My analysis of the Apollo 11 Mission Report document below will be difficult for some.
You wrongly assume that people believe in Apollo because of some romantic devotion. People believe in Apollo because that's where the multitude of facts point. Look at this thread. You don't see people wringing their hands and lamenting the attack upon a cherished belief. Instead you see people pointing out how the facts support their belief, not yours. You don't get to pretend that your opponents are arguing emotionally when they patently are not.
It is harsh and devastating...
No, it's just wrong. And it's wrong now in exactly the same way it was wrong before when people refuted it.
So as tedious as the coordinate study and number crunching was/is, it all paid off.
Hogwash. You've simply established what was already known and accepted by Apollo practitioners and mainstream historians: that there is variance in the assessments of the landed LM's location.
Originally you tried to argue that this would have prevented them from rendezvousing with the CSM. But after I and other professional engineers laid bare your utter ignorance of how guidance systems worked, you've now shifted over into this new "historical inconsistency" line of attack.
Finally, I should like to remind the reader to keep in mind the intentional game of misdirection being played here, coordinates appearing in radian form, conventional decimal form, map lettering/numbering, with and without the trajectory to map conversion/correction factors.
No, you don't get to accuse others of misdirection just because you don't know how to read a map.
...one nevertheless anticipates reasonably good agreement with respect to the major features of a major story's telling.
No, that is the layman's misunderstanding of the study of history -- a wrong and oft-repeated mantra that has undone more than one lying witness.
Think carefully about the presentation above, utter coordinate chaos.
No, utter handwaving. Just because you cover your hand in a sequined glove before waving doesn't mean you have a case. You're desperately trying to manufacture a discrepancy so you can pat yourself on the back for your cleverness.
This stuff never happened. It quite simply doesn't add up.
No, you aren't the first to conjure up a standard of proof out of whole cloth solely for the purpose of showing how the facts don't measure up to it, and for no other purpose. The other times you tried to do this, you made the mistake of inventing a standard of proof that had objective flaws -- the medical condition of Apollo 8, the rendezvous problem on Apollo 11. And people more knowledgeable than you showed you at length why your standard of proof was ill-informed and unreasonable.
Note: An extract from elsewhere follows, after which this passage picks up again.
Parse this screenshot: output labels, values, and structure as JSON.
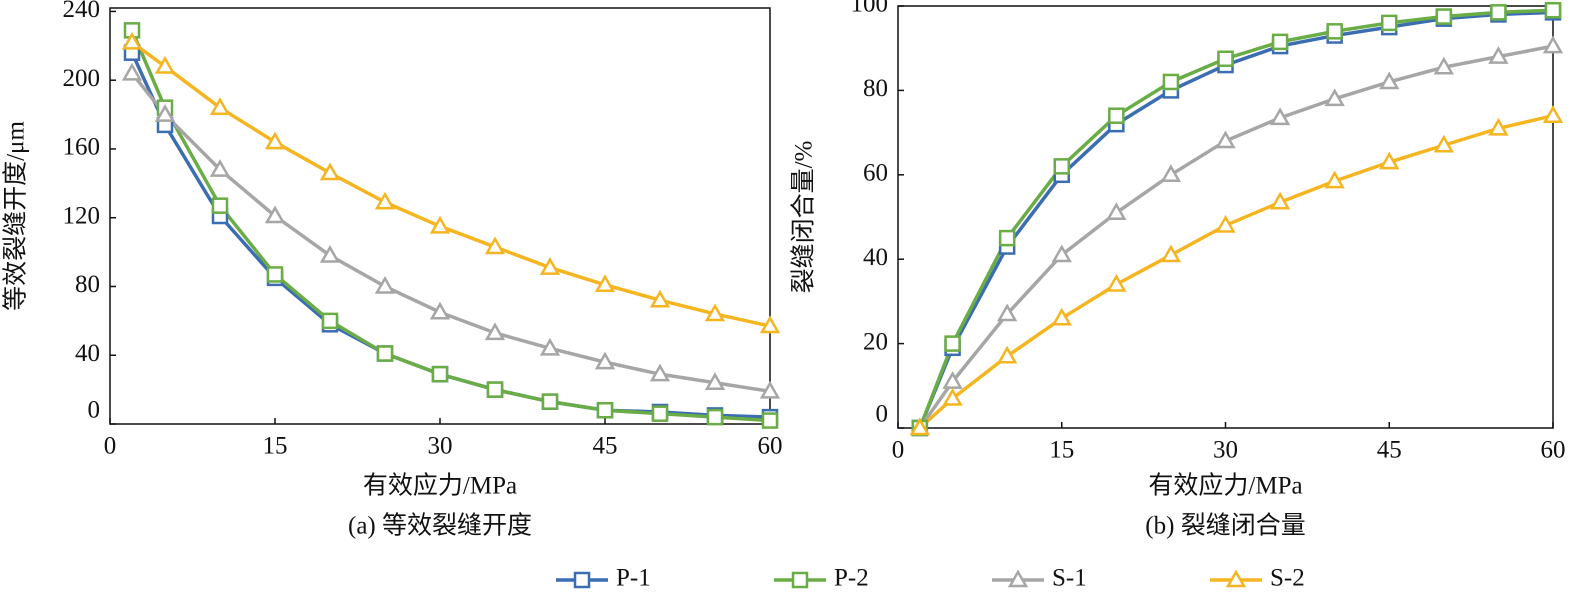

Now you've tried a "softer" approach, arguing that the study of history demands a certain consistency in its sources, and that the only explanation for inconsistency must be the assertive claim of fraud. You infer that your proposed standard of authenticity arises naturally from the study of history and as such needs no explicit defense.
If you are simply following the natural conventions of historical scholarship, can you explain why professional space historians such as William Burroughs, Jeffrey Kluger, Andy Chaikin, and the Coxes -- ostensibly following your same natural standard -- reach such vastly different conclusions than you do? Isn't it more likely that your opinion differs not because you're the first scholar in four decades to see the light, but because you're the last to see it?